The price is $197 per group up to 2 for a six-hour private outing.
On the surface, that sounds like you’re paying for a guide. But in birding, you’re also paying for:
- a specialized ornithologist-biologist leader
- reserve entrance
- bird ID app with sound and images
- water + takeaway breakfast + snacks
- a private format that lets you go at a pace that works for you
If you split that across two people, it often feels reasonable for an expert-led nature experience that’s hard to replicate on your own without local knowledge. And because it’s private, you’re not stuck listening to a one-size-fits-all group rhythm.
Optional add-on: private transportation with air conditioning is available with 24 hours notice. It’s listed at:
- $70 per group for 1–4 participants
- $100 per group for 4–6 participants
If you hate transit transfers, this is a simple upgrade. If you’re comfortable taking metro and meeting at La Estrella, you can save that money and keep the day straightforward.
Who this tour suits best (beginners through experts)

The tour explicitly works for beginners to experts, with no prior birdwatching experience required. That’s a big deal. Many birding trips start with gear skills and birding jargon and then wonder why you feel lost. Here, the guide’s job includes teaching you how to start and how to recognize birds in the field.
For beginners, you’ll get:
- a structured way to learn bird names via the app
- time to observe behavior and compare visual cues
- a pace that lets you absorb what you’re seeing
For more advanced birders, you’ll still benefit because:
- identification support uses sound and visual cues
- the guides use field tools (including digital aids) to help narrow IDs
- you’ll likely get opportunities to see species you wouldn’t find on your own quickly
Even older guests have described the guides as patient and able to adjust pace. That doesn’t remove the fact that the area is hilly, but it does mean you won’t feel rushed into a hard pace.
Practical travel notes before you go

- Wear rain-ready clothing: the reserve experience can include wet conditions.
- Keep expectations flexible: bird sightings depend on weather and activity, but the experience is designed to maximize chances in that six-hour window.
- Plan for a workout: uphill walking is part of the deal; the guides can go slower, but you should still dress for mountain terrain.
- Language support: guides operate in English and Spanish, which helps a lot if you want to ask questions instead of just stare at birds.
Should you book this birding day from Medellín?

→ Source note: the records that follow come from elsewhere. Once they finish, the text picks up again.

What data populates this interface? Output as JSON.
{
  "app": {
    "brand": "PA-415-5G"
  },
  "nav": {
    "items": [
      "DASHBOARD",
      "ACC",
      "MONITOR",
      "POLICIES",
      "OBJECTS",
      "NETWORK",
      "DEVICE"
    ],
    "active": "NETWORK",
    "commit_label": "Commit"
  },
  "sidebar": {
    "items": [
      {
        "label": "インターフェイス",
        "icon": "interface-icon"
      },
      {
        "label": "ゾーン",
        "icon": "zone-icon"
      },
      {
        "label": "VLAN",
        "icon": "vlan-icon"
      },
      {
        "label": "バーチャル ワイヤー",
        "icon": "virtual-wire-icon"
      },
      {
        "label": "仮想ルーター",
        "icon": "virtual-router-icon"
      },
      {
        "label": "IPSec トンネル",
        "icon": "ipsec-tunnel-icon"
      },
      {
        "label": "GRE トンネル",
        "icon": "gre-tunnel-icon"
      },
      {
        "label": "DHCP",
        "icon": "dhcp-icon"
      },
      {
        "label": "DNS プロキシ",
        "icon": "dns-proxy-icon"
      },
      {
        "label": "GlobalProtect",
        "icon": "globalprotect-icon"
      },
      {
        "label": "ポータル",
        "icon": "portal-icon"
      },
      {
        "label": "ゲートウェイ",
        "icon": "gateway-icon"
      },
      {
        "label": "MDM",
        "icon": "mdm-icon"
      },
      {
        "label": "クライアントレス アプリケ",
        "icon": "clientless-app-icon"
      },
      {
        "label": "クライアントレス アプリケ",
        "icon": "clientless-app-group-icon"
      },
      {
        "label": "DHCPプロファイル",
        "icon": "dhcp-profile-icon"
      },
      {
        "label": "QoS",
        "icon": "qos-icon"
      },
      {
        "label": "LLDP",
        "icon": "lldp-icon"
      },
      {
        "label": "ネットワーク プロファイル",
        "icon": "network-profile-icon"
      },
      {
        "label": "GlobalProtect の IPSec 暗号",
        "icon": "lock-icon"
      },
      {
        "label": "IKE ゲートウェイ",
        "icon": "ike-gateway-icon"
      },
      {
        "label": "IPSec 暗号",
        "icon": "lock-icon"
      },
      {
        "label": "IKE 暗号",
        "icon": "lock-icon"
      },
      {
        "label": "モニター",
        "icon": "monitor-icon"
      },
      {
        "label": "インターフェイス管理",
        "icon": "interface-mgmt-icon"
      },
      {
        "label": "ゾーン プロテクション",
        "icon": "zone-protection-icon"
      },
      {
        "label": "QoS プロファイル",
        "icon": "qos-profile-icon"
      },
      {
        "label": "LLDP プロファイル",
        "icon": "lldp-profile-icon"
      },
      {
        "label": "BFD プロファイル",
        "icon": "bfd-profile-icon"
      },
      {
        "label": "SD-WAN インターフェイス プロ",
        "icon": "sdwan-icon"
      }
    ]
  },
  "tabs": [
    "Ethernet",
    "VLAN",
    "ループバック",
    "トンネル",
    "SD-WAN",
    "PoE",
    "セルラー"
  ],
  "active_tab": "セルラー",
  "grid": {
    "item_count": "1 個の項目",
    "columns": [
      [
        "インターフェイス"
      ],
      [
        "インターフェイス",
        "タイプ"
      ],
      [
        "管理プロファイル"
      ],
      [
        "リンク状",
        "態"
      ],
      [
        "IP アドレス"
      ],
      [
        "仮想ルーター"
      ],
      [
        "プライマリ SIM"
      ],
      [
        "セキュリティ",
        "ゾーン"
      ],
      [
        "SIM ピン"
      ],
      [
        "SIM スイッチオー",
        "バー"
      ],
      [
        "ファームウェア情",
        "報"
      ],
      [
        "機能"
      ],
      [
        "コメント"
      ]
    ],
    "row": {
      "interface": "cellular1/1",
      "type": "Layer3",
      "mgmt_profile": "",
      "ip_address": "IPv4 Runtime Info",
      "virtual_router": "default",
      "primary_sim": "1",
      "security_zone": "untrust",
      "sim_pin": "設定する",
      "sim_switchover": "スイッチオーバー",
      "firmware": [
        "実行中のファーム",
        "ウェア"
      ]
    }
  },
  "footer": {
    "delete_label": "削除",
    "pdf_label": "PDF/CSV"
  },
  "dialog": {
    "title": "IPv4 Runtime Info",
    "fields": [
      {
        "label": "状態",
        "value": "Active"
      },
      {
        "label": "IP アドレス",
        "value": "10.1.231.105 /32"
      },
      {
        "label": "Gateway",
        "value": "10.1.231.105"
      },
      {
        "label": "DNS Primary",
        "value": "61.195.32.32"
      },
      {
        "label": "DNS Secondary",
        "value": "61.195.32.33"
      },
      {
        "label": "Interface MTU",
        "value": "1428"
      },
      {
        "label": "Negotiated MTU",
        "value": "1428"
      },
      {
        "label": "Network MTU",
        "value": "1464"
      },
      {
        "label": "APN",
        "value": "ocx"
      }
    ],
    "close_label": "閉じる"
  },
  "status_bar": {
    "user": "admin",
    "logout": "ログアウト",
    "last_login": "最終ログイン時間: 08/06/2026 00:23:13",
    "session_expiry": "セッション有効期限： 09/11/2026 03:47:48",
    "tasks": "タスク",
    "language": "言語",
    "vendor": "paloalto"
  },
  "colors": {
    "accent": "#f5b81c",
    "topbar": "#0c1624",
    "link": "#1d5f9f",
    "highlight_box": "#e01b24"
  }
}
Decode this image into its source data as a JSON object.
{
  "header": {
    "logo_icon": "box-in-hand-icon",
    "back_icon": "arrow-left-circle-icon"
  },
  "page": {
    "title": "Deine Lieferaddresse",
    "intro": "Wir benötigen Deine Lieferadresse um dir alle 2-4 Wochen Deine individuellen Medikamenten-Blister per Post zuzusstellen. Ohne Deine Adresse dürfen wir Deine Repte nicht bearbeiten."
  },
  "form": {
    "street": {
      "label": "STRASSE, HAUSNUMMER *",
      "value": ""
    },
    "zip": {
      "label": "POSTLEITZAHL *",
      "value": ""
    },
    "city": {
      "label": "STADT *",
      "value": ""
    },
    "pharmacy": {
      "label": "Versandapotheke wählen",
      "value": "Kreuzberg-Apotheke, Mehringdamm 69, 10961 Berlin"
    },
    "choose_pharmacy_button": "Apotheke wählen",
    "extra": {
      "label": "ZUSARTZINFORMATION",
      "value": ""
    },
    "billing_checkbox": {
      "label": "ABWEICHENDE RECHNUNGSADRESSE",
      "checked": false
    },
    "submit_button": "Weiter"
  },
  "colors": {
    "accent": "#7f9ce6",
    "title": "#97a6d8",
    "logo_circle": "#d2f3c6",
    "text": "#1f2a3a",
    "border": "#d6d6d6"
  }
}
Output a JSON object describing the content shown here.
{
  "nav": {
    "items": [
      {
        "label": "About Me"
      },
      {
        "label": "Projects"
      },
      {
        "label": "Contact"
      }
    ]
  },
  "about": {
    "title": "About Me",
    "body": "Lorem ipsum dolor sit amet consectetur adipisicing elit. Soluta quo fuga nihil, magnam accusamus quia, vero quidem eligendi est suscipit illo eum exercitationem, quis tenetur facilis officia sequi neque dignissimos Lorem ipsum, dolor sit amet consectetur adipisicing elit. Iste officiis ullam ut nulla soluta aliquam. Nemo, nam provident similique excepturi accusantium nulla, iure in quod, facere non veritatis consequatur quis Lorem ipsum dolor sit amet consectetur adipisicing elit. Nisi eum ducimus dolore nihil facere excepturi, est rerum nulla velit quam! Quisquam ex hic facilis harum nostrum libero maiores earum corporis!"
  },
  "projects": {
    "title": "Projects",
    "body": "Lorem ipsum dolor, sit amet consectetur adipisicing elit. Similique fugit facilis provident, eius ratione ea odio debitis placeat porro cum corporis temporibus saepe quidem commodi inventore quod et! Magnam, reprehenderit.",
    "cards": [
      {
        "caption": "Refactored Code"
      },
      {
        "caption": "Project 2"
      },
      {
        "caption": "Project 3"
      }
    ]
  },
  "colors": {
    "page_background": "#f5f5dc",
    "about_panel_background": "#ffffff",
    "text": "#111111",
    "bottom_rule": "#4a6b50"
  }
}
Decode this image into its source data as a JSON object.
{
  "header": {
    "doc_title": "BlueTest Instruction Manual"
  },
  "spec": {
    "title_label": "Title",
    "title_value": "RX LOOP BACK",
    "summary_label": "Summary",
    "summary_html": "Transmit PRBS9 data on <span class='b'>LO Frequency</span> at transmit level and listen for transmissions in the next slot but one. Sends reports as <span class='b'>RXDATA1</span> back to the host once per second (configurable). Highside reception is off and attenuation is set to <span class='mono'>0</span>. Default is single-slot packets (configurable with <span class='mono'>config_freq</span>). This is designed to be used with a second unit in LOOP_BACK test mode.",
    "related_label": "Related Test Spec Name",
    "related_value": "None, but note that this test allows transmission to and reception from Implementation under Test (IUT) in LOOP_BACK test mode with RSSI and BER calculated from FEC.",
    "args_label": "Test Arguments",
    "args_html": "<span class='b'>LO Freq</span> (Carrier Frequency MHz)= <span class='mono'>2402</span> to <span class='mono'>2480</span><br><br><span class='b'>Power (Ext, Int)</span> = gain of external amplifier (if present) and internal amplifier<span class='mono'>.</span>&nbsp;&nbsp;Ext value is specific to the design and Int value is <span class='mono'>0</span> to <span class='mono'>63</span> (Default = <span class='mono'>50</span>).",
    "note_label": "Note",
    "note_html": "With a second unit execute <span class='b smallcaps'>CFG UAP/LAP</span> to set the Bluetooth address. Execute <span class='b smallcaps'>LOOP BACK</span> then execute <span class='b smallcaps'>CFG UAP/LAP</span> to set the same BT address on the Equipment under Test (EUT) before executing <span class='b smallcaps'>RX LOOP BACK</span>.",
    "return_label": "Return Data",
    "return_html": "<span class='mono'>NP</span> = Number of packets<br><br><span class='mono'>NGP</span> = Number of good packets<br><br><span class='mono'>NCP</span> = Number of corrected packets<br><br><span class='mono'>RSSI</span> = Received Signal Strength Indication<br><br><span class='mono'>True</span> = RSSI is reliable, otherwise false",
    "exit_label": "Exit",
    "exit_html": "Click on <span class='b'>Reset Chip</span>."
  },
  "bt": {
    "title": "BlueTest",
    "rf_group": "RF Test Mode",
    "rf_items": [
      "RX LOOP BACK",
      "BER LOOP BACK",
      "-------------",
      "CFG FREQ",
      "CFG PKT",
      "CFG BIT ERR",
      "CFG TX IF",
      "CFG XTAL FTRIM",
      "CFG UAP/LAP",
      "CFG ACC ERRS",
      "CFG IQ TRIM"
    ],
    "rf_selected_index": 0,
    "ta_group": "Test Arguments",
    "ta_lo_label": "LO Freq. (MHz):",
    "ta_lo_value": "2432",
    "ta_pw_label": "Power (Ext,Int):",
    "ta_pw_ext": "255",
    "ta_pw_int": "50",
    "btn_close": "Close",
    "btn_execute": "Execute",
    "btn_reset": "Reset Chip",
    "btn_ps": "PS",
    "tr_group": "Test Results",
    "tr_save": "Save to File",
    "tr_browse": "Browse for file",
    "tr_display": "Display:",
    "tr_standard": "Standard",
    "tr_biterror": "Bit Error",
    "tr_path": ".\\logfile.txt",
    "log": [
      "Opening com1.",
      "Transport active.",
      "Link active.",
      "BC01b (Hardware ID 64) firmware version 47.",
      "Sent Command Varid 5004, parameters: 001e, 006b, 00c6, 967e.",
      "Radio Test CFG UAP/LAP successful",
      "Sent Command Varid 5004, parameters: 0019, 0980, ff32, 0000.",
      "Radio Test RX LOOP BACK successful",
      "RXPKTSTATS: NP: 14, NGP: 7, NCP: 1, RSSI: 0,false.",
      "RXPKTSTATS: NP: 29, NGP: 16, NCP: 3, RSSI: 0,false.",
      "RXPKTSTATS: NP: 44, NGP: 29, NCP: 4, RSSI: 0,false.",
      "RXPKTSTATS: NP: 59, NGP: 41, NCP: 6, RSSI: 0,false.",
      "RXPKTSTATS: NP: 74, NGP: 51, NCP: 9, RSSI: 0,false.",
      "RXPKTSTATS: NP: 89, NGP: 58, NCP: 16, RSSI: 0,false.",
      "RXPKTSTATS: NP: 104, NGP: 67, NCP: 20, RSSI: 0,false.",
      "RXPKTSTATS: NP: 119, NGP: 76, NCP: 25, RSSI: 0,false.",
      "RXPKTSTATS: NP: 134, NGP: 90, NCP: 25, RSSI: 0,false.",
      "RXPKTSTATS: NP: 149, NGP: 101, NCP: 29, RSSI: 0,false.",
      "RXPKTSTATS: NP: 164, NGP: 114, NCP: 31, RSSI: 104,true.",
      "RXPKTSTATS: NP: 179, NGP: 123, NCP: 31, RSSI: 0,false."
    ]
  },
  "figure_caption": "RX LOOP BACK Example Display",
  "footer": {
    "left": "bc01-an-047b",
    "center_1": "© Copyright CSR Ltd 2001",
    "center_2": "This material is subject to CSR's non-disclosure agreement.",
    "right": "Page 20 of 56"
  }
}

If you want a morning in the mountains with real expert guidance—and you like the idea of learning bird calls and IDs as you go—this is a strong pick. The combination of a private ornithologist-biologist guide, reserve entry, and an app that includes sound + images + descriptions is what makes it more than a casual walk.
I’d book it especially if:
- you’re new to birding and want to get started correctly
- you want to leave Medellín for true mountain nature without long, complicated logistics
- you’re traveling with someone who loves wildlife and you want a shared experience that feels genuinely different
Skip it if you don’t want any uphill walking at all, since the terrain around La Romera can be challenging.
If you’re ready to trade city noise for bird sounds and a guided learning day, this one is worth it.